Maybe it is because there is relief associated with having boundaries. From knowing where the house ends and the sky and yard begin. Recently I have learned the difference between asserting ‘a need’ and shouting a demand. I discovered that need does not have to be associated with basic survival.
Remedial insight, perhaps. But I share it here because I think it governs my response to this red.
The sky poofs and tuckers in places and will require some attention. I find a lot of quilting to be (in my case, anyway) the resolution of problems created earlier in the process.
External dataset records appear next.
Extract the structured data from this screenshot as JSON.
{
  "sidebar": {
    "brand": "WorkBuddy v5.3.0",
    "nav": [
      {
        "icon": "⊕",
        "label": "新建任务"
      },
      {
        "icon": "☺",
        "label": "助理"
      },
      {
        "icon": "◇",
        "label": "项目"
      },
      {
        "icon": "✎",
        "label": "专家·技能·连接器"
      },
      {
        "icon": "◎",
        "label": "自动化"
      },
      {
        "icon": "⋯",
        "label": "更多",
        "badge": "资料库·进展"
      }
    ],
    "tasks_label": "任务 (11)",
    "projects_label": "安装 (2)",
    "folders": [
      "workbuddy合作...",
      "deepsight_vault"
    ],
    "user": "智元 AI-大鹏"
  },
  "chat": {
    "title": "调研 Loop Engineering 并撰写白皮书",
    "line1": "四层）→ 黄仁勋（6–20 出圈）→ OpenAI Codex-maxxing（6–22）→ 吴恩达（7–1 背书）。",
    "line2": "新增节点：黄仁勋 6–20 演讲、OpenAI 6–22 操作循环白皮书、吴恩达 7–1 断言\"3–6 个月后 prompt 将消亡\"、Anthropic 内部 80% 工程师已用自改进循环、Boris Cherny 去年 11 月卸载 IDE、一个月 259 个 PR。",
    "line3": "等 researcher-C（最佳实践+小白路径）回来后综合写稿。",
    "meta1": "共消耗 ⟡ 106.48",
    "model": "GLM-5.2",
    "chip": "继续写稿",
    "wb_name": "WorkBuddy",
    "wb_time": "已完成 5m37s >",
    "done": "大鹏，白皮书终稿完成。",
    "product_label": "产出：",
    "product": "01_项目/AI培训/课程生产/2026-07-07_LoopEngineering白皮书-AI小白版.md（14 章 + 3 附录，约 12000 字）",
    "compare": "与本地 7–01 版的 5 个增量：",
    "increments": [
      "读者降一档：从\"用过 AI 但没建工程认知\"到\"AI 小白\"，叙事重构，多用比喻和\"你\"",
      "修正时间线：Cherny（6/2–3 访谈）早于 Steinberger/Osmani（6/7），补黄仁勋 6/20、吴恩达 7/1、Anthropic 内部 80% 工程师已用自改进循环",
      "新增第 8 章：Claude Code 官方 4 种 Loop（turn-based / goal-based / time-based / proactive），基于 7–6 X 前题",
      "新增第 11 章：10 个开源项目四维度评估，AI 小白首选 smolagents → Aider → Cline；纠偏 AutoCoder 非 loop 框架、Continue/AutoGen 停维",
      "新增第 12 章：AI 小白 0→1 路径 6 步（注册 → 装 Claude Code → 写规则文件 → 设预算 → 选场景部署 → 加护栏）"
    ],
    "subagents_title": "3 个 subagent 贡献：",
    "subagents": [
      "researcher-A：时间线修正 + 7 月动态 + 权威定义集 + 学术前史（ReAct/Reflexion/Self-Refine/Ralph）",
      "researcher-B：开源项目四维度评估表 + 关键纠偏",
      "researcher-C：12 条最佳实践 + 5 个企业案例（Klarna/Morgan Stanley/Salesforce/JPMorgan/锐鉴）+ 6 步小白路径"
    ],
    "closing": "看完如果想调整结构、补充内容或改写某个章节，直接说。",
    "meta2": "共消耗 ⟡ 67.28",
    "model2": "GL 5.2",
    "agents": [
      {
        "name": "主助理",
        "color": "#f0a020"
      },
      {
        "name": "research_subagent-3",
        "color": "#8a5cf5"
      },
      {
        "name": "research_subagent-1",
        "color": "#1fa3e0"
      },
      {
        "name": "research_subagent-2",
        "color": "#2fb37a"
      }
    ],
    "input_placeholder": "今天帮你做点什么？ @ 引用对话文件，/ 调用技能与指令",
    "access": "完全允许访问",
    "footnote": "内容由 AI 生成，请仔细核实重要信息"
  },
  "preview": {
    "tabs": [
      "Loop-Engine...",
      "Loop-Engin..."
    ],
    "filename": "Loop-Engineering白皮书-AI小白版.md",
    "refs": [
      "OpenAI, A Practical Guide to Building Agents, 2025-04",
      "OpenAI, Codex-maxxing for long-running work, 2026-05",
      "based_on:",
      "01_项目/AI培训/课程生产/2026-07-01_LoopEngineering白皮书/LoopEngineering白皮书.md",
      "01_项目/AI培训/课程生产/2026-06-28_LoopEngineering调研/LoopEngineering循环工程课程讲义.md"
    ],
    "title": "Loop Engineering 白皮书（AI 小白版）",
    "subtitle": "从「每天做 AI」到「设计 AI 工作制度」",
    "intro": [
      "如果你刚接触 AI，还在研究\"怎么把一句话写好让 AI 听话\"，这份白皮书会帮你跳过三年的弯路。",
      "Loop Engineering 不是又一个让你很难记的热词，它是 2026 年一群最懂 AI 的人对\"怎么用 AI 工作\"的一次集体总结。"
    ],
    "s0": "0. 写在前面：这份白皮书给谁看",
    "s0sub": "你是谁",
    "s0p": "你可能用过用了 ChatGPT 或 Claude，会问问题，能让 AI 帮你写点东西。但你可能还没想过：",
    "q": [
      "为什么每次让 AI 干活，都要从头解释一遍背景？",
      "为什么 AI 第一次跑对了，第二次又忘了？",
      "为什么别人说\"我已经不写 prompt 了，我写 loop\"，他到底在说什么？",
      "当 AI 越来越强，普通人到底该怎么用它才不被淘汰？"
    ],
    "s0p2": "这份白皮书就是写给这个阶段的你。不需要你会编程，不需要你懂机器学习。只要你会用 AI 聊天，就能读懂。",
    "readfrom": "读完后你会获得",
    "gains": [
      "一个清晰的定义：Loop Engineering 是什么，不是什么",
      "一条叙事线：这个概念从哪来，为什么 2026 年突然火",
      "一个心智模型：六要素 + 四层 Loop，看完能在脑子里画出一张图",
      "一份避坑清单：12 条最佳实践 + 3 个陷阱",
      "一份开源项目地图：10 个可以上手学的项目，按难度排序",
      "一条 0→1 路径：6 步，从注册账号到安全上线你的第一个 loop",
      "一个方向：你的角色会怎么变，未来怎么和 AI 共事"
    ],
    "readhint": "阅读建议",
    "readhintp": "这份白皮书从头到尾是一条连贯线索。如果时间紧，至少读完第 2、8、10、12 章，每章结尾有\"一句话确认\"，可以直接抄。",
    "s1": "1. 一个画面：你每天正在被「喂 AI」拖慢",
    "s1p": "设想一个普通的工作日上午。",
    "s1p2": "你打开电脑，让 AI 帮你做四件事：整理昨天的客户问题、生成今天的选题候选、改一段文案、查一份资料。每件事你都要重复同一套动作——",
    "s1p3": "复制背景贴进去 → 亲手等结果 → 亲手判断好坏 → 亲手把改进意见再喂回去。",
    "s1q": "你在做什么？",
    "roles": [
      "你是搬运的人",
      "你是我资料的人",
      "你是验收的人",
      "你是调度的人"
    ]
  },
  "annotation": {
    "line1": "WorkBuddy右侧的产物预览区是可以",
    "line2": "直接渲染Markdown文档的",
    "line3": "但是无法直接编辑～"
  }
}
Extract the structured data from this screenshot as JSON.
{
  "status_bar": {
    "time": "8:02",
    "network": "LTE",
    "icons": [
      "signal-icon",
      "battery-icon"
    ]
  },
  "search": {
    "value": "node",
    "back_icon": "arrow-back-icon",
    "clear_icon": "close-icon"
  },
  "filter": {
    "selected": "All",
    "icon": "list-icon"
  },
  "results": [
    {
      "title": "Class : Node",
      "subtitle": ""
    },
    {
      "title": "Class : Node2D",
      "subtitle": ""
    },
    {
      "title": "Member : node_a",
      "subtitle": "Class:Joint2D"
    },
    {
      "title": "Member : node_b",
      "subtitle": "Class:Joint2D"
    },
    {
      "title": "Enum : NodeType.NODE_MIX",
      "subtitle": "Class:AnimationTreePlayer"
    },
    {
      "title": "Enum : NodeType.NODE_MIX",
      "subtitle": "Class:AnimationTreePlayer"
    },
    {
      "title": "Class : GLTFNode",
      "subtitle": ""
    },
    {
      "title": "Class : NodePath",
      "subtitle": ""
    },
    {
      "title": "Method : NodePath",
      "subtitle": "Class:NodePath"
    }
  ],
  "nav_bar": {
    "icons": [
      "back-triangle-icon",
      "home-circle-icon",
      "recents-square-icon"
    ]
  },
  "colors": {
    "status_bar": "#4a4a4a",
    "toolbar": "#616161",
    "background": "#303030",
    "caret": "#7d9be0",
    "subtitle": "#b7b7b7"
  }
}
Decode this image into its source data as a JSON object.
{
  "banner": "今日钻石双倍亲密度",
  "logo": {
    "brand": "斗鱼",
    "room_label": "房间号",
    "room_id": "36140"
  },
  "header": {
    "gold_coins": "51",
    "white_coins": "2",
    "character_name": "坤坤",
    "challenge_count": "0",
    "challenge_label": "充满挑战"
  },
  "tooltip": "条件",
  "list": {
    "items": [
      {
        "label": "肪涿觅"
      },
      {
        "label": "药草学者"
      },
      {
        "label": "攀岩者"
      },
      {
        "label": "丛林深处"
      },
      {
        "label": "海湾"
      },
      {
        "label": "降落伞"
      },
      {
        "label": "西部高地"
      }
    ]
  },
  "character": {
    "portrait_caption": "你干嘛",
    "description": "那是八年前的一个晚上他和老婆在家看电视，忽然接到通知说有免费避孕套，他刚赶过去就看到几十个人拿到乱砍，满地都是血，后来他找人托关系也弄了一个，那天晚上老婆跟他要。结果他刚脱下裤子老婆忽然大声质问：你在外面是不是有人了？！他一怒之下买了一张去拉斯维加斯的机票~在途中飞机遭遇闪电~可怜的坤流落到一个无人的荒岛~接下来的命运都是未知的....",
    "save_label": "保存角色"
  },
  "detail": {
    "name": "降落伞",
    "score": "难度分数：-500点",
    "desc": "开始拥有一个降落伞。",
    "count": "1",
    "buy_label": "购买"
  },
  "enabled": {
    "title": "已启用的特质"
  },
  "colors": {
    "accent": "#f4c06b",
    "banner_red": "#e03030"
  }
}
Not unlike parenting, yes?

buckling sky
As for the bump in the bottom edge and the frayed intersection of the thread-ends, I am going to let those be for awhile, too. I like the idea of an imperfect boundary, or one that flexes to its surroundings. I like the idea, too, of having an obvious place where the boundary’s ‘gate’ resides, so that it does not come across or function as a solid and permanent fixture. Maybe having had a swinging door for so long makes the idea of a fixed boundary too difficult.

when the edges meet (and a bump)
In any case, it is food for thought. And, here are some red lines from the garden this morning. Once you start seeing a red line, or a window (right, Jude?), or a bird in your work, you start to see it everywhere.

red lines as stalks/support
Around the other side of the house, rhubarb is ripening! Almost time for my annual Strawberry Rhubarb pie. An exception to 2013’s gluten-abstinence will have to be made!